Hunger is increased by the presence of intestinal worms, as they consume part of the nutrient juice. It is also augmented by the patency of the pylorus, a condition normally present in voracious animals, and resulting in an almost continuously empty stomach. The sensation of hunger is sometimes even excited by certain acids, such as cream of tartar, lemon juice, and similar substances while regurgitation by putrefying intestinal contents into the stomach depresses and prevents hunger. The numerous kinds of fruits especially enjoyed by the people of the Orient are generally acid.

A greater degree of excitability of the (gastric) nerves also induces greater hunger.

Finally there are imperfectly understood conditions characterized by an inordinate augmentation of hunger, excessive eating, and ingestion of unusual or indigestible substances.

Among animals, those having the shortest span of life, such as the insects, are the most voracious feeders. The caterpillar eats and defecates continuously.

Thus, we see, on the basis of the phenomena of hunger in the entire animal kingdom, the immediate cause of the sensation of hunger is the grinding or rubbing (tritus) of the delicate and vilous folds of the gastric mucosa against each other, through a motion or contraction inherent in the stomach, aided by the diaphragm and the abdominal muscles. These I consider as facts already demonstrated. A famous man1 has suggested that the gastric nerves thus irritated are restored by the congestion of blood in the mucus folds, as occurs in all cases of irritation.

We can show, moreover, that the empty stomach is contracted so that no lumen exists. In a hungry man the stomach is contracted (pinched).

From our knowledge of the intolerable sensation produced by rubbing the exposed nerves in a region where the skin has been lacerated or broken, we are permitted to estimate how acute must be the sensation caused by this friction or stimulation of exposed nerves on the gastric mucosa, as in prolonged hunger. I would not care to face such a Sinister exitus.
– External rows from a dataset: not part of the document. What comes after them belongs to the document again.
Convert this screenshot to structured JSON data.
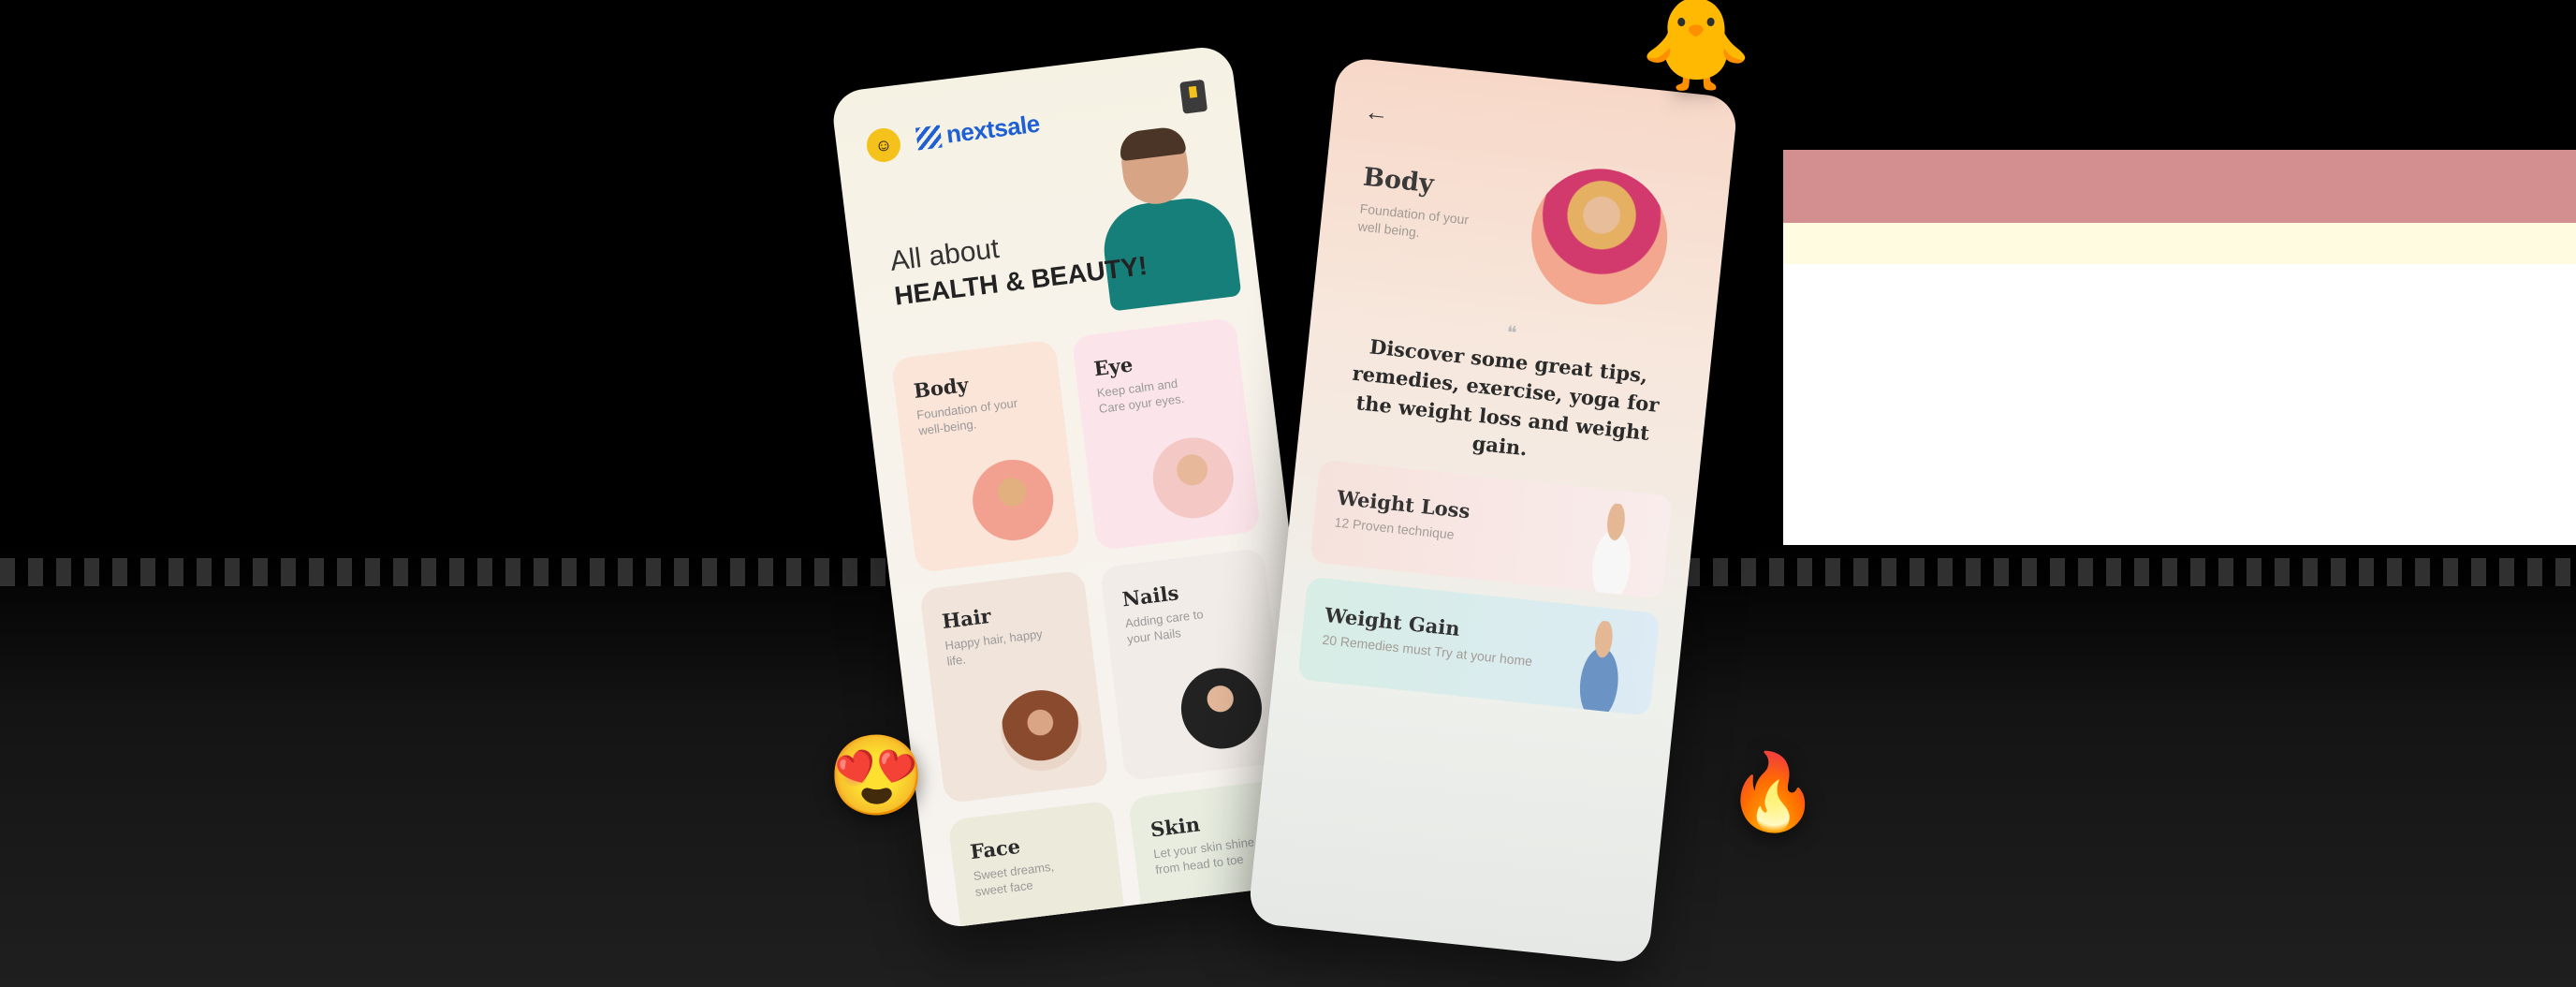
{
  "left_screen": {
    "brand": "nextsale",
    "avatar_icon": "avatar",
    "hero_line1": "All about",
    "hero_line2": "HEALTH & BEAUTY!",
    "categories": [
      {
        "title": "Body",
        "subtitle": "Foundation of your well-being."
      },
      {
        "title": "Eye",
        "subtitle": "Keep calm and Care oyur eyes."
      },
      {
        "title": "Hair",
        "subtitle": "Happy hair, happy life."
      },
      {
        "title": "Nails",
        "subtitle": "Adding care to your Nails"
      },
      {
        "title": "Face",
        "subtitle": "Sweet dreams, sweet face"
      },
      {
        "title": "Skin",
        "subtitle": "Let your skin shine from head to toe"
      }
    ]
  },
  "right_screen": {
    "back_arrow": "←",
    "title": "Body",
    "subtitle": "Foundation of your well being.",
    "quote": "Discover some great tips, remedies, exercise, yoga for the weight loss and weight gain.",
    "items": [
      {
        "title": "Weight Loss",
        "subtitle": "12 Proven technique"
      },
      {
        "title": "Weight Gain",
        "subtitle": "20 Remedies must Try at your home"
      }
    ]
  },
  "decor": {
    "emoji_love": "😍",
    "emoji_fire": "🔥",
    "emoji_bird": "🐥"
  },
  "colors": {
    "brand_blue": "#1f5fd4",
    "avatar_yellow": "#f4c21a",
    "hero_shirt": "#167f7a"
  }
}
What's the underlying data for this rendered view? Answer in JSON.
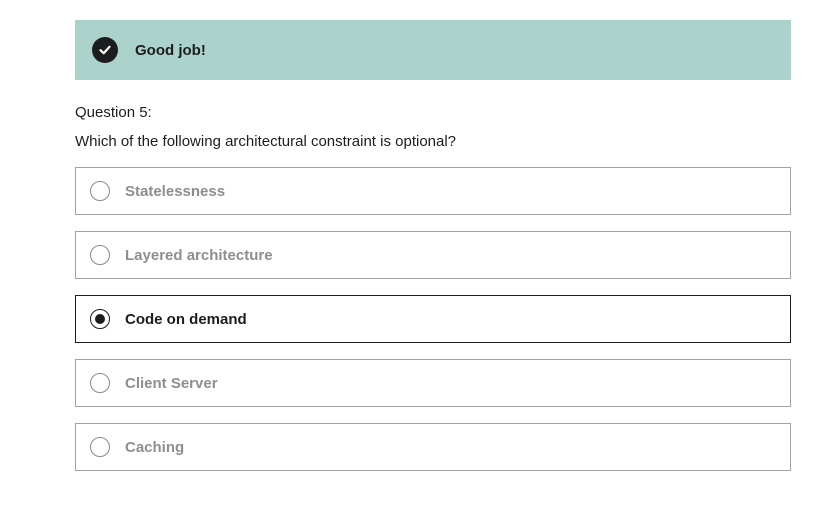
{
  "feedback": {
    "message": "Good job!",
    "icon": "check-circle-icon",
    "background_color": "#acd2cc"
  },
  "question": {
    "number_label": "Question 5:",
    "text": "Which of the following architectural constraint is optional?"
  },
  "options": [
    {
      "label": "Statelessness",
      "selected": false
    },
    {
      "label": "Layered architecture",
      "selected": false
    },
    {
      "label": "Code on demand",
      "selected": true
    },
    {
      "label": "Client Server",
      "selected": false
    },
    {
      "label": "Caching",
      "selected": false
    }
  ]
}
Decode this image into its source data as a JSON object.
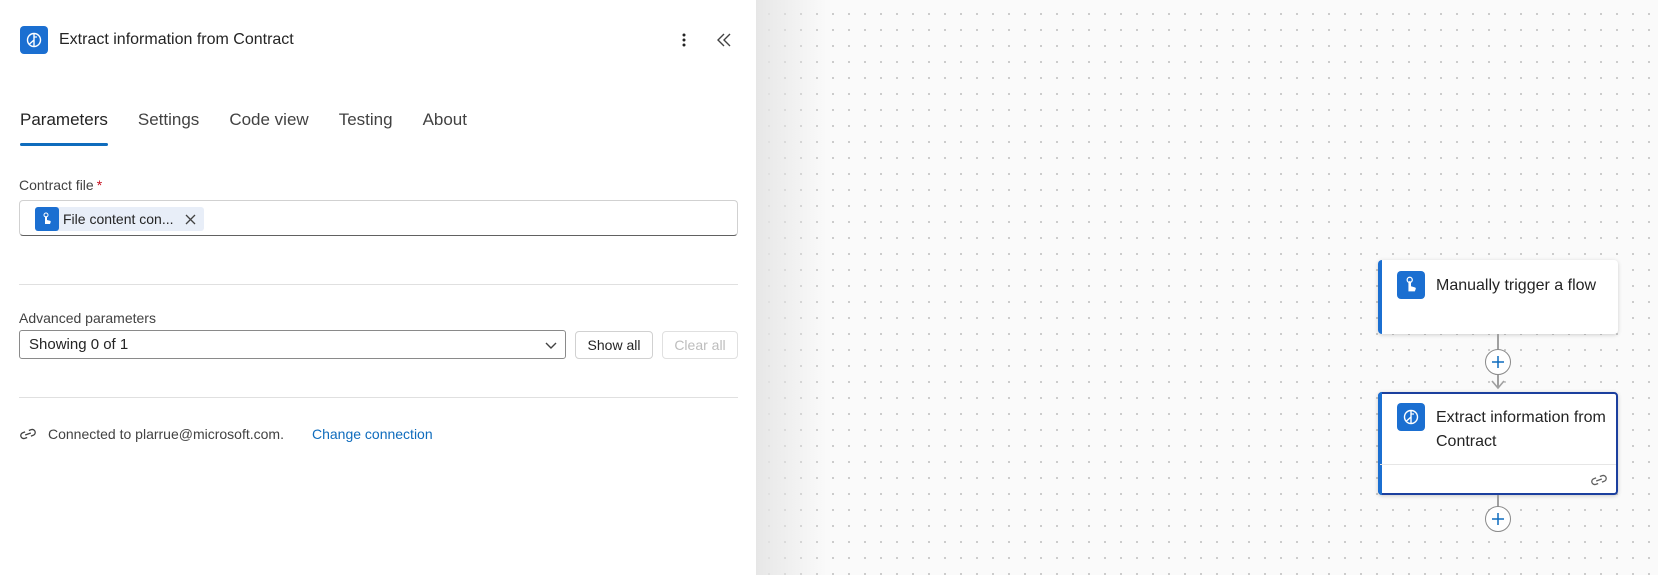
{
  "panel": {
    "title": "Extract information from Contract",
    "tabs": [
      {
        "label": "Parameters",
        "active": true
      },
      {
        "label": "Settings",
        "active": false
      },
      {
        "label": "Code view",
        "active": false
      },
      {
        "label": "Testing",
        "active": false
      },
      {
        "label": "About",
        "active": false
      }
    ],
    "contract_file": {
      "label": "Contract file",
      "required_mark": "*",
      "token_text": "File content con..."
    },
    "advanced": {
      "label": "Advanced parameters",
      "select_value": "Showing 0 of 1",
      "show_all": "Show all",
      "clear_all": "Clear all"
    },
    "connection": {
      "text": "Connected to plarrue@microsoft.com.",
      "link": "Change connection"
    }
  },
  "canvas": {
    "nodes": [
      {
        "title": "Manually trigger a flow",
        "icon": "touch-trigger-icon"
      },
      {
        "title": "Extract information from Contract",
        "icon": "ai-brain-icon"
      }
    ]
  },
  "colors": {
    "accent": "#1b6fd1",
    "link": "#0f6cbd",
    "selected_border": "#1b3f9e",
    "required": "#c50f1f"
  }
}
These considerations make it clear why a long-continued fast causes only mild hunger in animals like the snake, in whose stomach there is scarcely any grinding action, as it is not sufficiently muscular; besides the strength of the abdominal muscles and the diaphragm is almost nil. They also explain why chickens die sooner from starvation than do dogs, cats, and carnivorous animals in general. Indeed, the grinding action of the stomach in the gallinaceous birds is stronger than in the quadrupeds. In some insects with feeble peristalsis of the alimentary tract there is no hunger in winter, but in the summer the hunger is greater the greater the heat.

So far Haller. It is probable that Haller confuses hunger with appetite when he speaks of acids or bitter fruits augmenting hunger, although if the sensory nerves of the hunger sense are distributed in the gastric mucosa, the possibility of these nerves being stimulated by certain chemicals in the stomach cavity cannot be excluded. The central facts in Haller's conception are the tonicity and contractions of the empty stomach stimulating the hunger nerves in the mucosa by pressure and rubbing.